Corn Residual Derived Carbon Nanosheets for High Volume Battery and Super-capacitor using Microwave Irradiation

Corn Residual Derived Carbon Nanosheets for High Volume Battery and Super-capacitor using Microwave Irradiation 2017-03-15T08:46:05+00:00

Long Jiang, NDSU Department of Mechanical Engineering

Carbonaceous materials have been widely used to produce electrodes used in energy storage devices such as supercapacitors and batteries. Activated carbon, a traditional carbonaceous material that is commonly used in commercial storage devices, only offers limited energy densities due to its low electrical conductivity and low accessible surface area. Carbon nanosheets, exhibiting large, open and flat adsorption surfaces and high conductivity, can achieve superior energy storage performance.
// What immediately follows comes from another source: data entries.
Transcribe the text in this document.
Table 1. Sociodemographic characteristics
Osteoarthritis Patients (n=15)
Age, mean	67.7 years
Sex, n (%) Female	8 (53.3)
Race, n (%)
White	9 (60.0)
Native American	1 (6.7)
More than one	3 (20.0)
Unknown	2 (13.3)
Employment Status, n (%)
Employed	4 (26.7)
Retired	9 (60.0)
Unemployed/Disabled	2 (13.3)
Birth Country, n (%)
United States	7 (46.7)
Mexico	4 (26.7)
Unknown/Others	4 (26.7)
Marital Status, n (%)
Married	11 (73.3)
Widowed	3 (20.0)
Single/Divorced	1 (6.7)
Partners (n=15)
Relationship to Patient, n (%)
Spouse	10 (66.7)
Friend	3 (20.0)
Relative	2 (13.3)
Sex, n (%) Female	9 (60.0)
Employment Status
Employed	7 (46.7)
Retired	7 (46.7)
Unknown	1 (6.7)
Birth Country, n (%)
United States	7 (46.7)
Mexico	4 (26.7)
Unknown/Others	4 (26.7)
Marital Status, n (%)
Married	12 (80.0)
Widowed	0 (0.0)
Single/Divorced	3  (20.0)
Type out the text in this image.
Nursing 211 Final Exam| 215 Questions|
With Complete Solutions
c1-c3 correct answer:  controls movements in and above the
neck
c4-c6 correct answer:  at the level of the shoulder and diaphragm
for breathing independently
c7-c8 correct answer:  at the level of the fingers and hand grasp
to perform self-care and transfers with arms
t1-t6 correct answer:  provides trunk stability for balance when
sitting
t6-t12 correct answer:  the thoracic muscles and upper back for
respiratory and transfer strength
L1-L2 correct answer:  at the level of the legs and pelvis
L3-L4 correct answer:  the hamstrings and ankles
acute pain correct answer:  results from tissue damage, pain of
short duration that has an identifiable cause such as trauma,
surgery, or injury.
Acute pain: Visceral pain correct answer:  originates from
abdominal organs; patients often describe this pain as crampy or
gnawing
In this research, we produced carbon nanosheets from an aqueous mixture of DDGS, glucose and graphene oxide using an integrated one-pot hydrothermal and microwave irradiation process. During the process, carbon nanosheets were induced to grow by graphene oxide using DDGS and glucose as the carbon sources. The mixture was first pre-carbonized in an autoclave at ~ 200 oC under self-generated pressure for 20 hours.  The product was freeze dried and then subjected to short term microwave irradiation to increase its degree of carbonization and promote the growth of carbon nanosheets.  The final product was made into electrodes of supercapacitors and tested for its electrochemical properties. The effects of the concentrations of graphene oxide, DDGS and glucose, autoclave temperature and treatment time, and microwave irradiation strength and time on the structure of the produced carbon nanosheets and their electrochemical properties were studied.